Cinco elegias
Vinicius de Moraes
Pongetti, 1943

After writing four books in five years, Vinicius did the opposite: he spent five years without publishing. During this period, your life goes through a series of intense changes. Among them, the main one: he marries Beatriz Azevedo de Mello, Tati, his first wife. After a brief stay in England to study literature, he lived in Gávea and, in 1940, had his first daughter, Susana. He moved to Leblon and began his diplomatic career in 1942.

The year 1942 was decisive in Vinicius' life. That's when he gets to know other social realities in Rio and Brazil alongside the American writer Waldo Frank. Another memorable trip was to Minas Gerais, an occasion in which he created eternal bonds with the State and made friends such as Otto Lara Resende, Paulo Mendes Campos, Fernando Sabino and Hélio Pellegrino. It was also when he had the first impulse to start conceiving what years later would become the play Orfeu da Conceição. Vinicius was already a mature man, married, and worked in the Rio press, writing mainly about cinema.

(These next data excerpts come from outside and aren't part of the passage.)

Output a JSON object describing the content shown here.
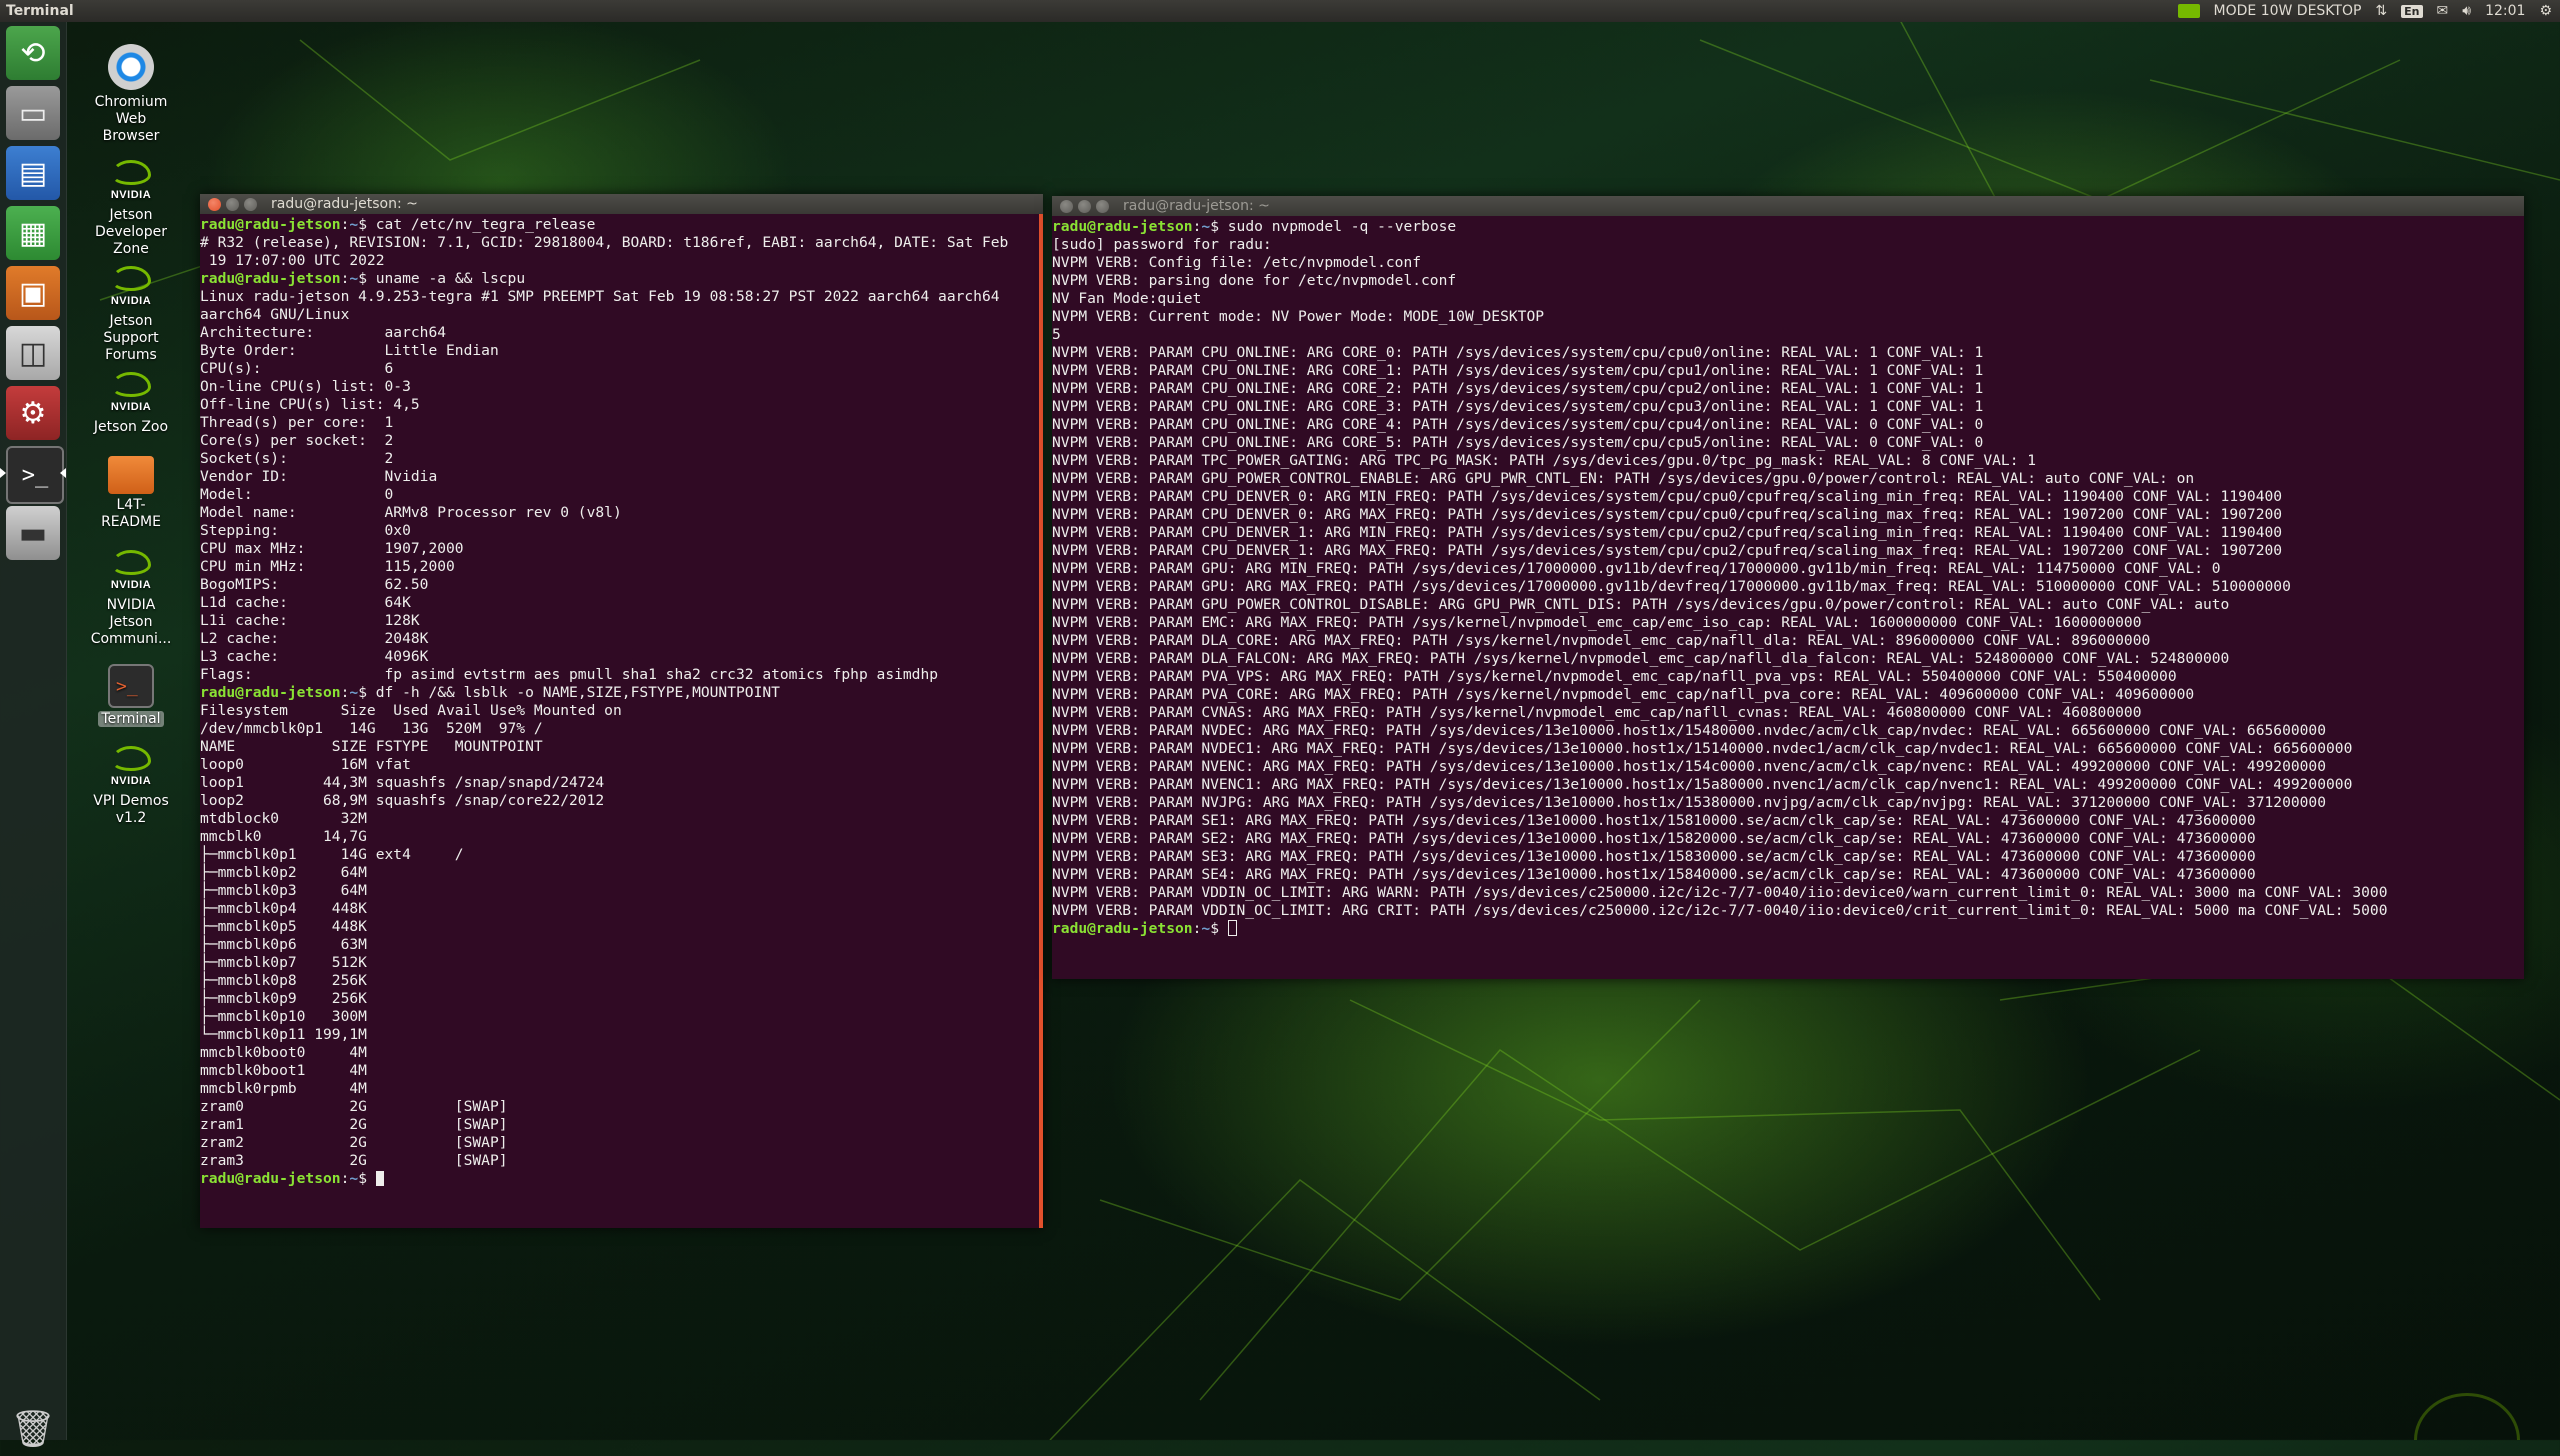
{
  "top_panel": {
    "app_title": "Terminal",
    "power_mode": "MODE 10W DESKTOP",
    "keyboard_layout": "En",
    "clock": "12:01"
  },
  "launcher": {
    "items": [
      "dash-home-icon",
      "files-icon",
      "libreoffice-writer-icon",
      "libreoffice-calc-icon",
      "libreoffice-impress-icon",
      "software-center-icon",
      "system-settings-icon",
      "terminal-icon",
      "drive-icon",
      "trash-icon"
    ]
  },
  "desktop": {
    "icons": [
      {
        "lines": [
          "Chromium",
          "Web",
          "Browser"
        ]
      },
      {
        "lines": [
          "Jetson",
          "Developer",
          "Zone"
        ]
      },
      {
        "lines": [
          "Jetson",
          "Support",
          "Forums"
        ]
      },
      {
        "lines": [
          "Jetson Zoo"
        ]
      },
      {
        "lines": [
          "L4T-",
          "README"
        ]
      },
      {
        "lines": [
          "NVIDIA",
          "Jetson",
          "Communi..."
        ]
      },
      {
        "lines": [
          "Terminal"
        ]
      },
      {
        "lines": [
          "VPI Demos",
          "v1.2"
        ]
      }
    ],
    "nvidia_label": "NVIDIA"
  },
  "terminal_left": {
    "title": "radu@radu-jetson: ~",
    "prompt_user": "radu@radu-jetson",
    "prompt_sep": ":",
    "prompt_path": "~",
    "prompt_end": "$ ",
    "lines": [
      {
        "p": true,
        "cmd": "cat /etc/nv_tegra_release"
      },
      {
        "t": "# R32 (release), REVISION: 7.1, GCID: 29818004, BOARD: t186ref, EABI: aarch64, DATE: Sat Feb"
      },
      {
        "t": " 19 17:07:00 UTC 2022"
      },
      {
        "p": true,
        "cmd": "uname -a && lscpu"
      },
      {
        "t": "Linux radu-jetson 4.9.253-tegra #1 SMP PREEMPT Sat Feb 19 08:58:27 PST 2022 aarch64 aarch64"
      },
      {
        "t": "aarch64 GNU/Linux"
      },
      {
        "t": "Architecture:        aarch64"
      },
      {
        "t": "Byte Order:          Little Endian"
      },
      {
        "t": "CPU(s):              6"
      },
      {
        "t": "On-line CPU(s) list: 0-3"
      },
      {
        "t": "Off-line CPU(s) list: 4,5"
      },
      {
        "t": "Thread(s) per core:  1"
      },
      {
        "t": "Core(s) per socket:  2"
      },
      {
        "t": "Socket(s):           2"
      },
      {
        "t": "Vendor ID:           Nvidia"
      },
      {
        "t": "Model:               0"
      },
      {
        "t": "Model name:          ARMv8 Processor rev 0 (v8l)"
      },
      {
        "t": "Stepping:            0x0"
      },
      {
        "t": "CPU max MHz:         1907,2000"
      },
      {
        "t": "CPU min MHz:         115,2000"
      },
      {
        "t": "BogoMIPS:            62.50"
      },
      {
        "t": "L1d cache:           64K"
      },
      {
        "t": "L1i cache:           128K"
      },
      {
        "t": "L2 cache:            2048K"
      },
      {
        "t": "L3 cache:            4096K"
      },
      {
        "t": "Flags:               fp asimd evtstrm aes pmull sha1 sha2 crc32 atomics fphp asimdhp"
      },
      {
        "p": true,
        "cmd": "df -h /&& lsblk -o NAME,SIZE,FSTYPE,MOUNTPOINT"
      },
      {
        "t": "Filesystem      Size  Used Avail Use% Mounted on"
      },
      {
        "t": "/dev/mmcblk0p1   14G   13G  520M  97% /"
      },
      {
        "t": "NAME           SIZE FSTYPE   MOUNTPOINT"
      },
      {
        "t": "loop0           16M vfat"
      },
      {
        "t": "loop1         44,3M squashfs /snap/snapd/24724"
      },
      {
        "t": "loop2         68,9M squashfs /snap/core22/2012"
      },
      {
        "t": "mtdblock0       32M"
      },
      {
        "t": "mmcblk0       14,7G"
      },
      {
        "t": "├─mmcblk0p1     14G ext4     /"
      },
      {
        "t": "├─mmcblk0p2     64M"
      },
      {
        "t": "├─mmcblk0p3     64M"
      },
      {
        "t": "├─mmcblk0p4    448K"
      },
      {
        "t": "├─mmcblk0p5    448K"
      },
      {
        "t": "├─mmcblk0p6     63M"
      },
      {
        "t": "├─mmcblk0p7    512K"
      },
      {
        "t": "├─mmcblk0p8    256K"
      },
      {
        "t": "├─mmcblk0p9    256K"
      },
      {
        "t": "├─mmcblk0p10   300M"
      },
      {
        "t": "└─mmcblk0p11 199,1M"
      },
      {
        "t": "mmcblk0boot0     4M"
      },
      {
        "t": "mmcblk0boot1     4M"
      },
      {
        "t": "mmcblk0rpmb      4M"
      },
      {
        "t": "zram0            2G          [SWAP]"
      },
      {
        "t": "zram1            2G          [SWAP]"
      },
      {
        "t": "zram2            2G          [SWAP]"
      },
      {
        "t": "zram3            2G          [SWAP]"
      },
      {
        "p": true,
        "cmd": "",
        "cursor": true
      }
    ]
  },
  "terminal_right": {
    "title": "radu@radu-jetson: ~",
    "prompt_user": "radu@radu-jetson",
    "prompt_sep": ":",
    "prompt_path": "~",
    "prompt_end": "$ ",
    "lines": [
      {
        "p": true,
        "cmd": "sudo nvpmodel -q --verbose"
      },
      {
        "t": "[sudo] password for radu:"
      },
      {
        "t": "NVPM VERB: Config file: /etc/nvpmodel.conf"
      },
      {
        "t": "NVPM VERB: parsing done for /etc/nvpmodel.conf"
      },
      {
        "t": "NV Fan Mode:quiet"
      },
      {
        "t": "NVPM VERB: Current mode: NV Power Mode: MODE_10W_DESKTOP"
      },
      {
        "t": "5"
      },
      {
        "t": "NVPM VERB: PARAM CPU_ONLINE: ARG CORE_0: PATH /sys/devices/system/cpu/cpu0/online: REAL_VAL: 1 CONF_VAL: 1"
      },
      {
        "t": "NVPM VERB: PARAM CPU_ONLINE: ARG CORE_1: PATH /sys/devices/system/cpu/cpu1/online: REAL_VAL: 1 CONF_VAL: 1"
      },
      {
        "t": "NVPM VERB: PARAM CPU_ONLINE: ARG CORE_2: PATH /sys/devices/system/cpu/cpu2/online: REAL_VAL: 1 CONF_VAL: 1"
      },
      {
        "t": "NVPM VERB: PARAM CPU_ONLINE: ARG CORE_3: PATH /sys/devices/system/cpu/cpu3/online: REAL_VAL: 1 CONF_VAL: 1"
      },
      {
        "t": "NVPM VERB: PARAM CPU_ONLINE: ARG CORE_4: PATH /sys/devices/system/cpu/cpu4/online: REAL_VAL: 0 CONF_VAL: 0"
      },
      {
        "t": "NVPM VERB: PARAM CPU_ONLINE: ARG CORE_5: PATH /sys/devices/system/cpu/cpu5/online: REAL_VAL: 0 CONF_VAL: 0"
      },
      {
        "t": "NVPM VERB: PARAM TPC_POWER_GATING: ARG TPC_PG_MASK: PATH /sys/devices/gpu.0/tpc_pg_mask: REAL_VAL: 8 CONF_VAL: 1"
      },
      {
        "t": "NVPM VERB: PARAM GPU_POWER_CONTROL_ENABLE: ARG GPU_PWR_CNTL_EN: PATH /sys/devices/gpu.0/power/control: REAL_VAL: auto CONF_VAL: on"
      },
      {
        "t": "NVPM VERB: PARAM CPU_DENVER_0: ARG MIN_FREQ: PATH /sys/devices/system/cpu/cpu0/cpufreq/scaling_min_freq: REAL_VAL: 1190400 CONF_VAL: 1190400"
      },
      {
        "t": "NVPM VERB: PARAM CPU_DENVER_0: ARG MAX_FREQ: PATH /sys/devices/system/cpu/cpu0/cpufreq/scaling_max_freq: REAL_VAL: 1907200 CONF_VAL: 1907200"
      },
      {
        "t": "NVPM VERB: PARAM CPU_DENVER_1: ARG MIN_FREQ: PATH /sys/devices/system/cpu/cpu2/cpufreq/scaling_min_freq: REAL_VAL: 1190400 CONF_VAL: 1190400"
      },
      {
        "t": "NVPM VERB: PARAM CPU_DENVER_1: ARG MAX_FREQ: PATH /sys/devices/system/cpu/cpu2/cpufreq/scaling_max_freq: REAL_VAL: 1907200 CONF_VAL: 1907200"
      },
      {
        "t": "NVPM VERB: PARAM GPU: ARG MIN_FREQ: PATH /sys/devices/17000000.gv11b/devfreq/17000000.gv11b/min_freq: REAL_VAL: 114750000 CONF_VAL: 0"
      },
      {
        "t": "NVPM VERB: PARAM GPU: ARG MAX_FREQ: PATH /sys/devices/17000000.gv11b/devfreq/17000000.gv11b/max_freq: REAL_VAL: 510000000 CONF_VAL: 510000000"
      },
      {
        "t": "NVPM VERB: PARAM GPU_POWER_CONTROL_DISABLE: ARG GPU_PWR_CNTL_DIS: PATH /sys/devices/gpu.0/power/control: REAL_VAL: auto CONF_VAL: auto"
      },
      {
        "t": "NVPM VERB: PARAM EMC: ARG MAX_FREQ: PATH /sys/kernel/nvpmodel_emc_cap/emc_iso_cap: REAL_VAL: 1600000000 CONF_VAL: 1600000000"
      },
      {
        "t": "NVPM VERB: PARAM DLA_CORE: ARG MAX_FREQ: PATH /sys/kernel/nvpmodel_emc_cap/nafll_dla: REAL_VAL: 896000000 CONF_VAL: 896000000"
      },
      {
        "t": "NVPM VERB: PARAM DLA_FALCON: ARG MAX_FREQ: PATH /sys/kernel/nvpmodel_emc_cap/nafll_dla_falcon: REAL_VAL: 524800000 CONF_VAL: 524800000"
      },
      {
        "t": "NVPM VERB: PARAM PVA_VPS: ARG MAX_FREQ: PATH /sys/kernel/nvpmodel_emc_cap/nafll_pva_vps: REAL_VAL: 550400000 CONF_VAL: 550400000"
      },
      {
        "t": "NVPM VERB: PARAM PVA_CORE: ARG MAX_FREQ: PATH /sys/kernel/nvpmodel_emc_cap/nafll_pva_core: REAL_VAL: 409600000 CONF_VAL: 409600000"
      },
      {
        "t": "NVPM VERB: PARAM CVNAS: ARG MAX_FREQ: PATH /sys/kernel/nvpmodel_emc_cap/nafll_cvnas: REAL_VAL: 460800000 CONF_VAL: 460800000"
      },
      {
        "t": "NVPM VERB: PARAM NVDEC: ARG MAX_FREQ: PATH /sys/devices/13e10000.host1x/15480000.nvdec/acm/clk_cap/nvdec: REAL_VAL: 665600000 CONF_VAL: 665600000"
      },
      {
        "t": "NVPM VERB: PARAM NVDEC1: ARG MAX_FREQ: PATH /sys/devices/13e10000.host1x/15140000.nvdec1/acm/clk_cap/nvdec1: REAL_VAL: 665600000 CONF_VAL: 665600000"
      },
      {
        "t": "NVPM VERB: PARAM NVENC: ARG MAX_FREQ: PATH /sys/devices/13e10000.host1x/154c0000.nvenc/acm/clk_cap/nvenc: REAL_VAL: 499200000 CONF_VAL: 499200000"
      },
      {
        "t": "NVPM VERB: PARAM NVENC1: ARG MAX_FREQ: PATH /sys/devices/13e10000.host1x/15a80000.nvenc1/acm/clk_cap/nvenc1: REAL_VAL: 499200000 CONF_VAL: 499200000"
      },
      {
        "t": "NVPM VERB: PARAM NVJPG: ARG MAX_FREQ: PATH /sys/devices/13e10000.host1x/15380000.nvjpg/acm/clk_cap/nvjpg: REAL_VAL: 371200000 CONF_VAL: 371200000"
      },
      {
        "t": "NVPM VERB: PARAM SE1: ARG MAX_FREQ: PATH /sys/devices/13e10000.host1x/15810000.se/acm/clk_cap/se: REAL_VAL: 473600000 CONF_VAL: 473600000"
      },
      {
        "t": "NVPM VERB: PARAM SE2: ARG MAX_FREQ: PATH /sys/devices/13e10000.host1x/15820000.se/acm/clk_cap/se: REAL_VAL: 473600000 CONF_VAL: 473600000"
      },
      {
        "t": "NVPM VERB: PARAM SE3: ARG MAX_FREQ: PATH /sys/devices/13e10000.host1x/15830000.se/acm/clk_cap/se: REAL_VAL: 473600000 CONF_VAL: 473600000"
      },
      {
        "t": "NVPM VERB: PARAM SE4: ARG MAX_FREQ: PATH /sys/devices/13e10000.host1x/15840000.se/acm/clk_cap/se: REAL_VAL: 473600000 CONF_VAL: 473600000"
      },
      {
        "t": "NVPM VERB: PARAM VDDIN_OC_LIMIT: ARG WARN: PATH /sys/devices/c250000.i2c/i2c-7/7-0040/iio:device0/warn_current_limit_0: REAL_VAL: 3000 ma CONF_VAL: 3000"
      },
      {
        "t": "NVPM VERB: PARAM VDDIN_OC_LIMIT: ARG CRIT: PATH /sys/devices/c250000.i2c/i2c-7/7-0040/iio:device0/crit_current_limit_0: REAL_VAL: 5000 ma CONF_VAL: 5000"
      },
      {
        "p": true,
        "cmd": "",
        "cursor": true,
        "hollow": true
      }
    ]
  },
  "colors": {
    "terminal_bg": "#300a24",
    "prompt_user": "#8ae234",
    "prompt_path": "#729fcf",
    "nvidia_green": "#76b900"
  }
}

Thus, his Five Elegies are the result of this moment in which Vinicius closes a cycle of life, linked to Catholic youth and a circumspect poetics, to inaugurate another, linked to life on the streets, to open love and to an intense intellectual activity – be it in books and newspapers, or in the bars that brought together the cream of Rio and Brazilian arts and thought at the time.

Another point to see this aspect of balancing and overcoming the book, in addition to the formal boldness and experimentation with poetic language that we can find in many of its verses, is the reunion of its past with its present. The volume, created with the help of friends such as Manuel Bandeira and Aníbal Machado – is dedicated to Otavio de Faria, Mario Vieira de Mello and José Arthur da Frota Moreira, friends from his youth, those who led him to poetry. Cinco Elegias closes a period of Vinícius, publishing poems that were written or started in 1937 and, six years later, take shape in the book.